Jetzt geht’s los!
Sie drücken die bis zum Filter runtergerauchte Zigarette in eine Mauerritze im Treppenhaus. Gehen ein paar Stufen hinab ins Dunkle. Öffnen eine schwere Eisentür und eine schwüle, dampfende Hölle schlägt Ihnen erbarmungslos entgegen. Der Lärm und die Hitze scheinen unerträglich und Sie finden sich plötzlich umzingelt von schreienden Gladiatoren und wild gewordenen Piraten, die Pfannen und Töpfe, aus denen meterhohe Flammen schlagen, auf scheinbar riesigen Herden zur hämmernden Musik von „Nine Inch Nails“ zum Tanzen bringen. Ein Bon schwebt wie ein Schmetterling im Frühling an Ihnen vorbei, um in der nächsten Sekunde von einem Küchensäbel an die Wand geheftet zu werden. Ein dunkelhäutiger, muskelbepackter Zombie greift mit seinen riesigen, vernarbten Händen, auf denen Schwielen und Brandblasen ein kubistisches Muster hinterlassen haben, nach Ihnen und brüllt: „Wo bleibt die Bestellung für die vier?“ Sie werden herumgeschubst, angeschrien, glühende Augen scheinen Sie zu verfluchen und nur darauf zu warten, Sie in der nächsten kurzen Pause endgültig zu erledigen. Bestellungen exotisch klingender Gerichte in unbekannten Sprachen werden in den Raum gebrüllt. Männer mit rußigen Gesichtern schaufeln Kohlen in riesige Öfen, in denen ganze Ochsen braten, die mit monströsen Pinseln von kleinen geschickten Äffchen in Kochjacken und Mützen mit zähen Säften bestrichen werden. Am anderen Ende der Hölle steht ein wunderschöner Engel – gefangen in einem Licht aus Liebe und Sehnsucht – und flüstert leise: „Kommst du?“
Sie versuchen zu ihr zu gehen, aber auf dem schmierigen, öligen Boden kommen Sie nur Millimeter für Millimeter voran. Sie rutschen aus, reißen einen mächtigen Arm nach unten und eine Pfanne voller heißer, fettglänzender Speisen schwebt wie in Zeitlupe über Ihnen. Muscheln, Tintenfische und Spaghetti scheinen wie eine wunderschöne Wolkenformation an einem sardischen Sommertag über Ihnen stillzustehen, um im nächsten Augenblick schmatzend auf Sie herunterzukrachen. Wie Würmer fliehen die Spaghetti in dunkle Ritzen und die Muscheln hüpfen klappernd weg von Ihnen, um in die Freiheit zu entkommen. Der Henker, dessen Arm Sie jäh ins Nichts gerissen haben, beugt sich über Sie mit einem glänzenden Dolch und einem verächtlichen Grinsen, bereit zu töten. „Die Tomaten sind alle.“ Stammelt es aus Ihnen heraus. Und plötzlich ist es still. Da wo gerade noch tosender Lärm und Wut geherrscht haben, ist es still. Totenstill.

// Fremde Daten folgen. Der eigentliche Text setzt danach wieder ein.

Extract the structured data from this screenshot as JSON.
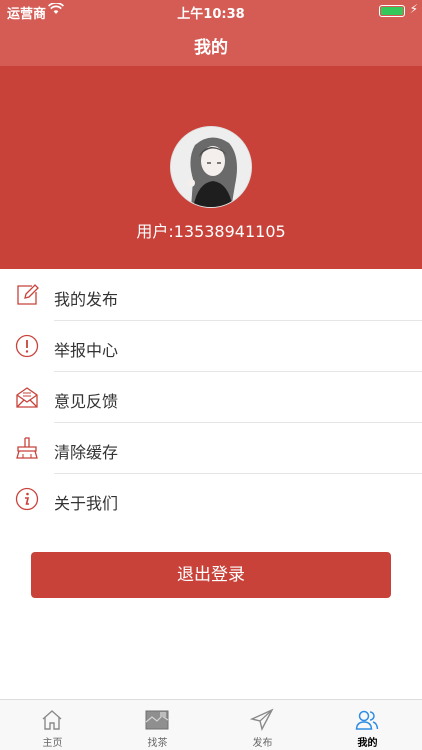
{
  "status": {
    "carrier": "运营商",
    "time": "上午10:38"
  },
  "nav": {
    "title": "我的"
  },
  "profile": {
    "username": "用户:13538941105"
  },
  "menu": [
    {
      "label": "我的发布",
      "icon": "edit-icon"
    },
    {
      "label": "举报中心",
      "icon": "alert-icon"
    },
    {
      "label": "意见反馈",
      "icon": "mail-icon"
    },
    {
      "label": "清除缓存",
      "icon": "broom-icon"
    },
    {
      "label": "关于我们",
      "icon": "info-icon"
    }
  ],
  "logout_label": "退出登录",
  "tabs": [
    {
      "label": "主页",
      "icon": "home-icon"
    },
    {
      "label": "找茶",
      "icon": "map-icon"
    },
    {
      "label": "发布",
      "icon": "send-icon"
    },
    {
      "label": "我的",
      "icon": "user-icon",
      "active": true
    }
  ],
  "colors": {
    "nav": "#d45c54",
    "accent": "#c8423a",
    "tab_active": "#2f8de4"
  }
}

„Houston, we have a problem!“
Ein Albtraum.
MISE EN PLACE
Vielleicht ist die Realität weniger erschreckend, aber jetzt ist die Zeit gekommen, in der Sie wie ein Profi denken sollten, sonst wird der Traum vom perfekten Dinner platzen wie die Galle eines exotischen Fisches, dem Sie achtlos Ihr rostiges Messer in den Bauch gejagt haben. Beginnen Sie zu planen, sonst wird dieser beklemmende, furchtbare Traum, der erst nach einer ausgiebigen Dusche und einem Espresso Doppio langsam die Macht über Sie verliert, zur Realität.
Für alle Köche – Profis und Amateure – ist perfekte Vorbereitung ein Muss. Egal ob Sie für zwei Personen oder eine ganze Kompanie kochen.
Keine Diskussion. Stellen Sie sich einen Profi vor, der mitten im Mittagsgeschäft plötzlich anfängt, Kräuter zu hacken, Zwiebeln zu schälen, Butter zu schmelzen, das Backrohr vorzuheizen, das Salz zu suchen, oder noch mal los muss, um Shrimps für das Lunch-Special zu holen. Der Mann hat gerade seine Karriere beendet. Und das zu Recht. Chaos und Stress kommen von allein, wenn gleichzeitig 100 Bestellungen in die Küche kommen. Ist hier nicht alles perfekt vorbereitet, geht die Küche schneller unter als die Titanic.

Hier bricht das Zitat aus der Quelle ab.